Kegilaan ini tampak semakin vulgar ketika industri kecantikan memberikan pilihan-pilihan kepada konsumennya untuk terlihat ideal dalam perspektif pasar, dan manusia sekali lagi merelakan dirinya menjadi objek dualitas yang manusia ciptakan sendiri. Dikotomi antara dualitas subjek dan objek tampak sekali mengiringi perjalanan film Surrogate, ketika Agen Geer -akhirnya memilih menjadi manusia- tidak bisa melihat secara nyata keadaan istrinya, karena istrinya menjadi robot. Bahwa ternyata pilihan untuk menjadi robot tidaklah sesuai dengan keinginan subjektifnya, walaupun manusia yang mengendalikan tetapi itu tidak membantu, artinya mesin-mesin produksi hanyalah sebuah alat yang tidak memiliki dimensi logika yang sewajarnya dimiliki manusia rasional. Eksistensi manusia tidak bisa diukur dan menyerahkannya begitu saja urusan itu pada mesin-mesin produksi, dan manusia menjadi orang lain( The Other).

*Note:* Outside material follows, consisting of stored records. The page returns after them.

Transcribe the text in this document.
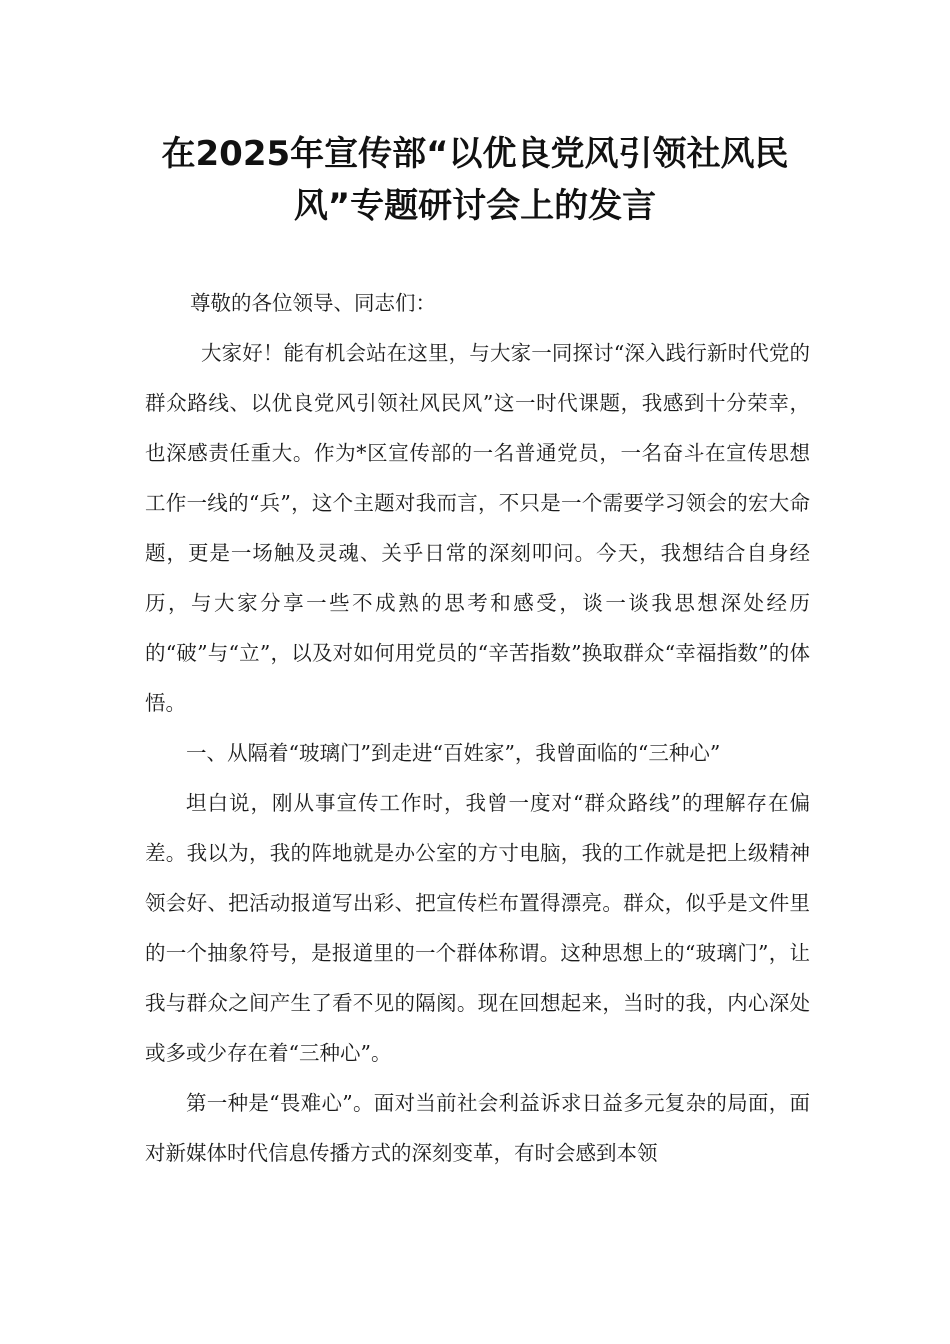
在2025年宣传部“以优良党风引领社风民
风”专题研讨会上的发言

尊敬的各位领导、同志们：

大家好！能有机会站在这里，与大家一同探讨“深入践行新时代党的群众路线、以优良党风引领社风民风”这一时代课题，我感到十分荣幸，也深感责任重大。作为*区宣传部的一名普通党员，一名奋斗在宣传思想工作一线的“兵”，这个主题对我而言，不只是一个需要学习领会的宏大命题，更是一场触及灵魂、关乎日常的深刻叩问。今天，我想结合自身经历，与大家分享一些不成熟的思考和感受，谈一谈我思想深处经历的“破”与“立”，以及对如何用党员的“辛苦指数”换取群众“幸福指数”的体悟。

一、从隔着“玻璃门”到走进“百姓家”，我曾面临的“三种心”

坦白说，刚从事宣传工作时，我曾一度对“群众路线”的理解存在偏差。我以为，我的阵地就是办公室的方寸电脑，我的工作就是把上级精神领会好、把活动报道写出彩、把宣传栏布置得漂亮。群众，似乎是文件里的一个抽象符号，是报道里的一个群体称谓。这种思想上的“玻璃门”，让我与群众之间产生了看不见的隔阂。现在回想起来，当时的我，内心深处或多或少存在着“三种心”。

第一种是“畏难心”。面对当前社会利益诉求日益多元复杂的局面，面对新媒体时代信息传播方式的深刻变革，有时会感到本领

Bangunan struktur manusia akan runtuh jika manusia tidak lagi mengakui bahwa dirinya sudah menjadi the other, dan pada akhirnya bangunan struktur itu akan menghancurkan sendi-sendi kehidupan sosial, dimana manusia tidak lagi menggunakan hasrat, logika, dan rasa kemanusiaanya untuk merubah ketimpangan dunia yang dimana penindasan, ketidakadilan, korupsi,kemiskinan, tidak lagi dianggap sebagai masalah sosial, tetapi sudah bergeser menjadi sesuatu yang usang, karena yang dipikirkan manusia hanyalah eksistensi diri dalam dunia konsumsi menuju era modernitas kosmopolitan dan di hegemonikan oleh negara-negara industri.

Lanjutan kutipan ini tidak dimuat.